The US State Department has warned the Iraqi government that it is planning to withdraw from its Baghdad embassy unless Iraq controls attacks on American personnel, The Washington Post reported.
According to the report, the move is a surprise for the Iraqis.
“We hope the American administration will reconsider it,” Ahmed Mulla Talal, a spokesman for Prime Minister Mustafa al-Kadhimi, said Sunday, commenting on the reported US intentions. “There are outlaw groups that try to shake this relationship, and closing the embassy would send a negative message to them.”
The WaPo claims that US Secretary of State Mike Pompeo notified Kadhimi on US plans to withdraw on Saturday night. The report also cited an Iraqi official who said that the US government demanded "stronger action against militias", noting that the embassy shutdown could be averted if those actions are taken.
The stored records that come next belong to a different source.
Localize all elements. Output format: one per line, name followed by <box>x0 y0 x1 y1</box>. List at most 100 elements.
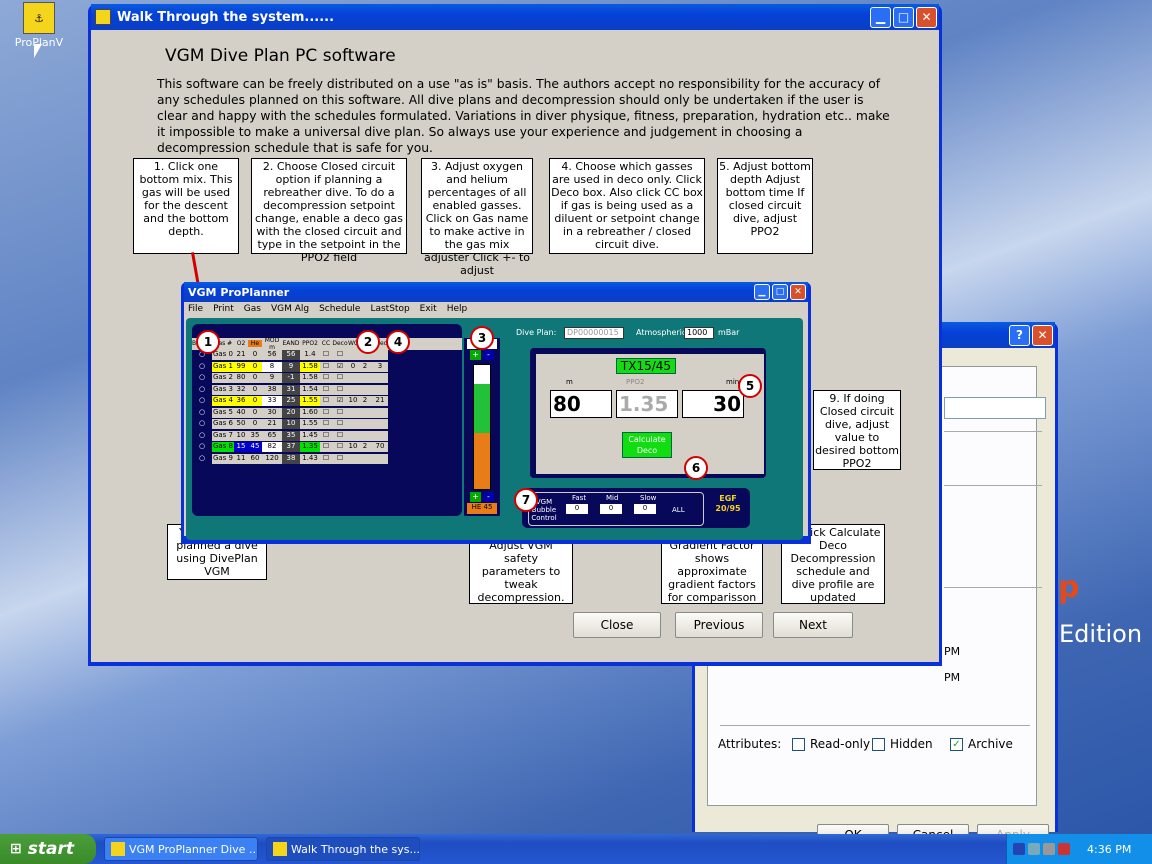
gas-name[interactable]: Gas 2 <box>212 373 234 384</box>
close-button[interactable]: ✕ <box>1032 324 1053 346</box>
next-button[interactable]: Next <box>773 612 853 638</box>
gas-row[interactable]: ○ Gas 0 21 0 56 56 1.4 ☐ ☐ <box>192 350 462 362</box>
gas-row[interactable]: ○ Gas 6 50 0 21 10 1.55 ☐ ☐ <box>192 419 462 431</box>
cc-checkbox[interactable]: ☐ <box>320 407 332 418</box>
mid-field[interactable]: 0 <box>600 504 622 514</box>
menu-help[interactable]: Help <box>447 304 468 314</box>
depth-field[interactable]: 80 <box>550 390 612 418</box>
he-adjust-buttons[interactable]: + - <box>470 492 494 502</box>
close-window-button[interactable]: ✕ <box>916 6 937 28</box>
bottom-radio[interactable]: ○ <box>192 408 212 418</box>
deco-checkbox[interactable]: ☐ <box>332 373 348 384</box>
menu-gas[interactable]: Gas <box>244 304 261 314</box>
menu-vgm-alg[interactable]: VGM Alg <box>271 304 309 314</box>
gas-row[interactable]: ○ Gas 2 80 0 9 -1 1.58 ☐ ☐ <box>192 373 462 385</box>
gas-used <box>372 453 388 464</box>
dive-plan-field[interactable]: DP00000015 <box>564 327 624 339</box>
previous-button[interactable]: Previous <box>675 612 763 638</box>
calculate-deco-button[interactable]: Calculate Deco <box>622 432 672 458</box>
deco-checkbox[interactable]: ☑ <box>332 396 348 407</box>
close-button[interactable]: Close <box>573 612 661 638</box>
deco-checkbox[interactable]: ☐ <box>332 453 348 464</box>
cc-checkbox[interactable]: ☐ <box>320 373 332 384</box>
cc-checkbox[interactable]: ☐ <box>320 350 332 361</box>
cc-checkbox[interactable]: ☐ <box>320 396 332 407</box>
maximize-button[interactable]: □ <box>893 6 914 28</box>
cc-checkbox[interactable]: ☐ <box>320 361 332 372</box>
atmospheric-field[interactable]: 1000 <box>684 327 714 339</box>
gas-row[interactable]: ○ Gas 7 10 35 65 35 1.45 ☐ ☐ <box>192 430 462 442</box>
bottom-radio[interactable]: ○ <box>192 396 212 406</box>
deco-checkbox[interactable]: ☑ <box>332 361 348 372</box>
taskbar-item-walkthrough[interactable]: Walk Through the sys.... <box>266 837 420 861</box>
deco-checkbox[interactable]: ☐ <box>332 430 348 441</box>
gas-name[interactable]: Gas 3 <box>212 384 234 395</box>
gas-name[interactable]: Gas 7 <box>212 430 234 441</box>
security-icon[interactable] <box>1058 843 1070 855</box>
help-button[interactable]: ? <box>1009 324 1030 346</box>
pp-close-button[interactable]: ✕ <box>790 284 806 300</box>
deco-checkbox[interactable]: ☐ <box>332 442 348 453</box>
deco-checkbox[interactable]: ☐ <box>332 384 348 395</box>
fast-field[interactable]: 0 <box>566 504 588 514</box>
accessed-time: PM <box>944 671 961 684</box>
pp-minimize-button[interactable]: ▁ <box>754 284 770 300</box>
gas-name[interactable]: Gas 6 <box>212 419 234 430</box>
cc-checkbox[interactable]: ☐ <box>320 430 332 441</box>
gas-eand: 9 <box>282 361 300 372</box>
gas-name[interactable]: Gas 1 <box>212 361 234 372</box>
ppo2-field[interactable]: 1.35 <box>616 390 678 418</box>
minimize-button[interactable]: ▁ <box>870 6 891 28</box>
gas-name[interactable]: Gas 5 <box>212 407 234 418</box>
name-field[interactable] <box>944 397 1046 419</box>
bottom-radio[interactable]: ○ <box>192 431 212 441</box>
gas-row[interactable]: ○ Gas 8 15 45 82 37 1.35 ☐ ☐ 10 2 70 <box>192 442 462 454</box>
all-button[interactable]: ALL <box>672 506 685 514</box>
gas-name[interactable]: Gas 0 <box>212 350 234 361</box>
bottom-radio[interactable]: ○ <box>192 454 212 464</box>
gas-row[interactable]: ○ Gas 1 99 0 8 9 1.58 ☐ ☑ 0 2 3 <box>192 361 462 373</box>
gas-row[interactable]: ○ Gas 5 40 0 30 20 1.60 ☐ ☐ <box>192 407 462 419</box>
readonly-checkbox[interactable]: Read-only <box>792 737 870 751</box>
cc-checkbox[interactable]: ☐ <box>320 384 332 395</box>
mix-he-segment <box>474 433 490 489</box>
deco-checkbox[interactable]: ☐ <box>332 419 348 430</box>
pp-maximize-button[interactable]: □ <box>772 284 788 300</box>
taskbar-item-proplanner[interactable]: VGM ProPlanner Dive ... <box>104 837 258 861</box>
start-button[interactable]: ⊞ start <box>0 834 96 864</box>
bottom-radio[interactable]: ○ <box>192 373 212 383</box>
gas-ppo2: 1.43 <box>300 453 320 464</box>
gas-row[interactable]: ○ Gas 3 32 0 38 31 1.54 ☐ ☐ <box>192 384 462 396</box>
gas-sac <box>358 419 372 430</box>
gas-name[interactable]: Gas 8 <box>212 442 234 453</box>
menu-exit[interactable]: Exit <box>420 304 437 314</box>
gas-row[interactable]: ○ Gas 9 11 60 120 38 1.43 ☐ ☐ <box>192 453 462 465</box>
o2-adjust-buttons[interactable]: + - <box>470 350 494 360</box>
hidden-checkbox[interactable]: Hidden <box>872 737 933 751</box>
gas-name[interactable]: Gas 9 <box>212 453 234 464</box>
gas-row[interactable]: ○ Gas 4 36 0 33 25 1.55 ☐ ☑ 10 2 21 <box>192 396 462 408</box>
slow-field[interactable]: 0 <box>634 504 656 514</box>
gas-mod: 8 <box>262 361 282 372</box>
menu-laststop[interactable]: LastStop <box>370 304 409 314</box>
deco-checkbox[interactable]: ☐ <box>332 350 348 361</box>
network-icon[interactable] <box>1013 843 1025 855</box>
bottom-radio[interactable]: ○ <box>192 442 212 452</box>
menu-print[interactable]: Print <box>213 304 234 314</box>
cc-checkbox[interactable]: ☐ <box>320 419 332 430</box>
deco-checkbox[interactable]: ☐ <box>332 407 348 418</box>
speaker-icon[interactable] <box>1028 843 1040 855</box>
cc-checkbox[interactable]: ☐ <box>320 453 332 464</box>
archive-checkbox[interactable]: ✓ Archive <box>950 737 1013 751</box>
menu-schedule[interactable]: Schedule <box>319 304 360 314</box>
menu-file[interactable]: File <box>188 304 203 314</box>
time-field[interactable]: 30 <box>682 390 744 418</box>
gas-name[interactable]: Gas 4 <box>212 396 234 407</box>
slow-label: Slow <box>640 494 657 502</box>
bottom-radio[interactable]: ○ <box>192 362 212 372</box>
cc-checkbox[interactable]: ☐ <box>320 442 332 453</box>
desktop-icon-proplanv[interactable]: ⚓ ProPlanV <box>8 2 70 49</box>
updates-icon[interactable] <box>1043 843 1055 855</box>
bottom-radio[interactable]: ○ <box>192 385 212 395</box>
bottom-radio[interactable]: ○ <box>192 419 212 429</box>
"A senior official in Kadhimi’s office said Sunday that the prime minister is lobbying European partners to try to persuade the United States to reverse its decision, citing the “negative consequences” that it might have on the country’s stability", The WaPo said.
According to Sky News Arabia, the news on US plans to withdraw from the Iraqi embassy might be officially announced on Monday.
Attacks on the US Embassy Area
The US embassy is situated in the so-called "Green Zone", which is subject to frequent rocket attacks, the latest of which occurred on 16 September.
While no group officially claims responsibility for the attacks, the US denounces “the presence of lawless, Iran-backed militias", with the US State Department urging Iraq to "fulfill its obligations to protect our diplomatic facilities".
Attacks have intensified following the January assassination of top Iranian general Qasem Soleimani conducted on direct order from US President Donald Trump.
In response to the killing, the Iraqi parliament voted to expel all foreign troops, including Americans, from the country, with Trump threatening to impose sanctions on Iraq after the vote.
According to Pentagon spokesperson Jonathan Hoffman, there are currently some 5,200 US soldiers in Iraq.